I. Clearing Agency’s Statement of the
Terms of Substance of the Proposed
Rule Change
The proposed rule change consists of
amendments to the Guide to the DTC
Fee Schedule (‘‘Fee Guide’’) 5 to (i)
modify the application of a fee (‘‘OneDay Surcharge’’) charged to a
Participant that submits an eligibility
request or required offering documents
for a new issue one business day prior
to the closing date; 6 (ii) eliminate
certain Deposit Services fees; and (iii)
make a technical change relating to
transfer agent ‘‘pass-through’’ charges
(‘‘Transfer Agent Charges’’), as
described in greater detail below.7
II. Clearing Agency’s Statement of the
Purpose of, and Statutory Basis for, the
Proposed Rule Change
In its filing with the Commission, the
clearing agency included statements
concerning the purpose of and basis for
the proposed rule change and discussed
any comments it received on the
proposed rule change.

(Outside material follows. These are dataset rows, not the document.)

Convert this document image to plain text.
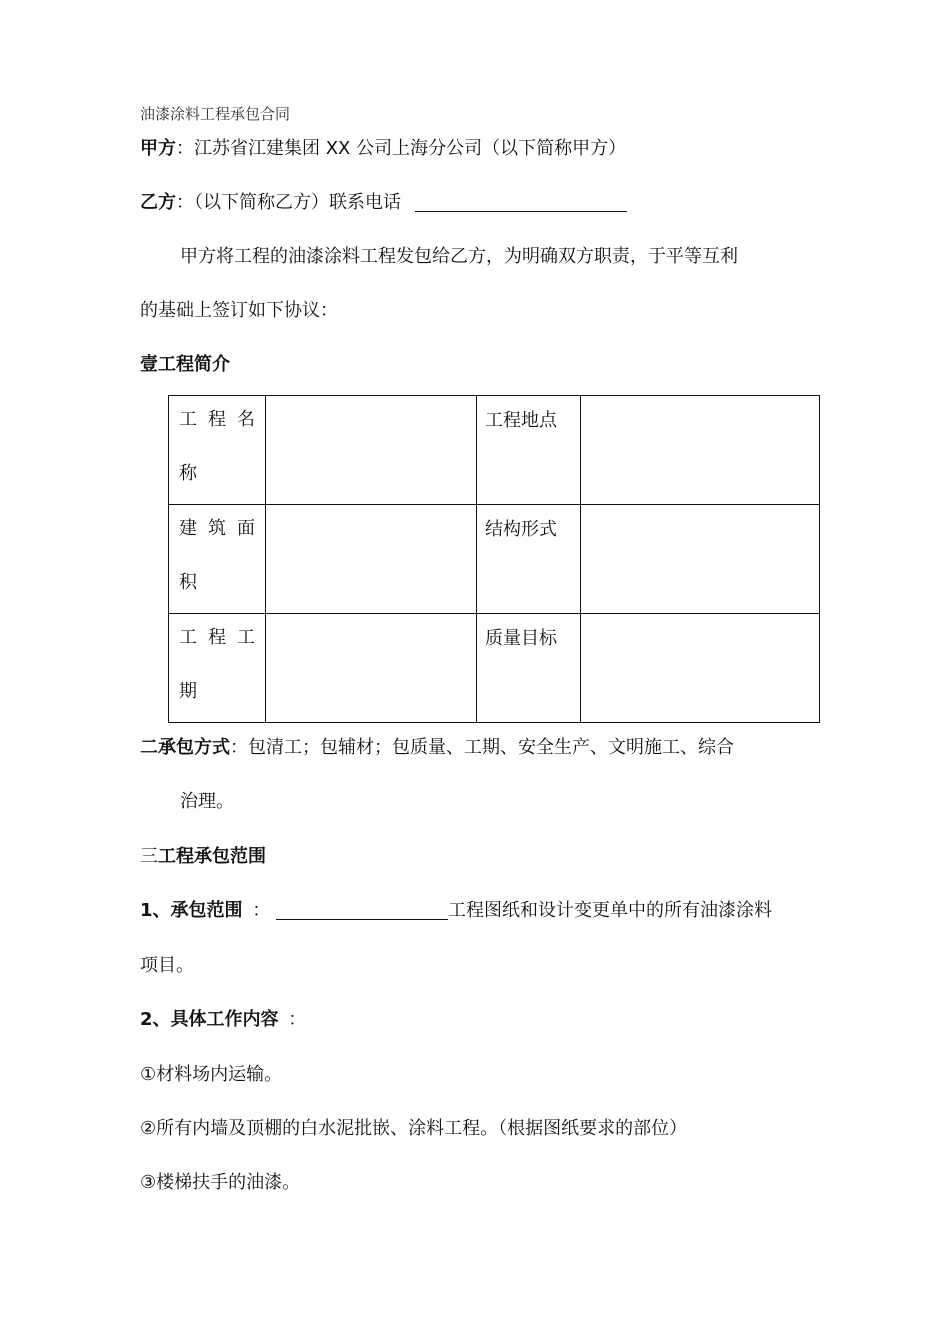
油漆涂料工程承包合同
甲方：江苏省江建集团 XX 公司上海分公司（以下简称甲方）
乙方：（以下简称乙方）联系电话
甲方将工程的油漆涂料工程发包给乙方，为明确双方职责，于平等互利
的基础上签订如下协议：
壹工程简介
工 程 名
称		工程地点	

建 筑 面
积		结构形式	

工 程 工
期		质量目标	

二承包方式：包清工；包辅材；包质量、工期、安全生产、文明施工、综合
治理。
三工程承包范围
1、承包范围 ：	工程图纸和设计变更单中的所有油漆涂料
项目。
2、具体工作内容 ：
①材料场内运输。
②所有内墙及顶棚的白水泥批嵌、涂料工程。（根据图纸要求的部位）
③楼梯扶手的油漆。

The text of these
statements may be examined at the
places specified in Item IV below. The
clearing agency has prepared
summaries, set forth in sections A, B,
and C below, of the most significant
aspects of such statements.
(A) Clearing Agency’s Statement of the
Purpose of, and Statutory Basis for, the
Proposed Rule Change
1. Purpose
The proposed rule change would
amend the Fee Guide to (i) modify the
application of the One-Day Surcharge;
(ii) eliminate certain Deposit Services
fees; and (iii) make a technical change
relating to Transfer Agent Charges, as
described below.8
5 Available at www.dtcc.com/∼/media/Files/
Downloads/legal/fee-guides/DTC-Fee-Schedule.pdf.
6 The closing date is the date on which DTC will
distribute an issue for book-entry delivery and
settlement, to the DTC Account of the Participant
serving as underwriter for an issue, upon
notification by both the underwriter and the issuer
that an issue has closed. See DTC Underwriting
Service Guide, available at https://www.dtcc.com//media/Files/Downloads/legal/service-guides/
Underwriting-Service-Guide.pdf at 7.
7 Each capitalized term not otherwise defined
herein has its respective meaning as set forth the
Rules, By-Laws and Organization Certificate of DTC
(the ‘‘Rules’’), available at www.dtcc.com/legal/
rules-and-procedures.
8 Pursuant to Rule 2, Section 1, each Participant
shall pay to DTC the compensation due it for
services rendered to the Participant based on DTC’s
fee schedules. See Rule 2, supra note 7.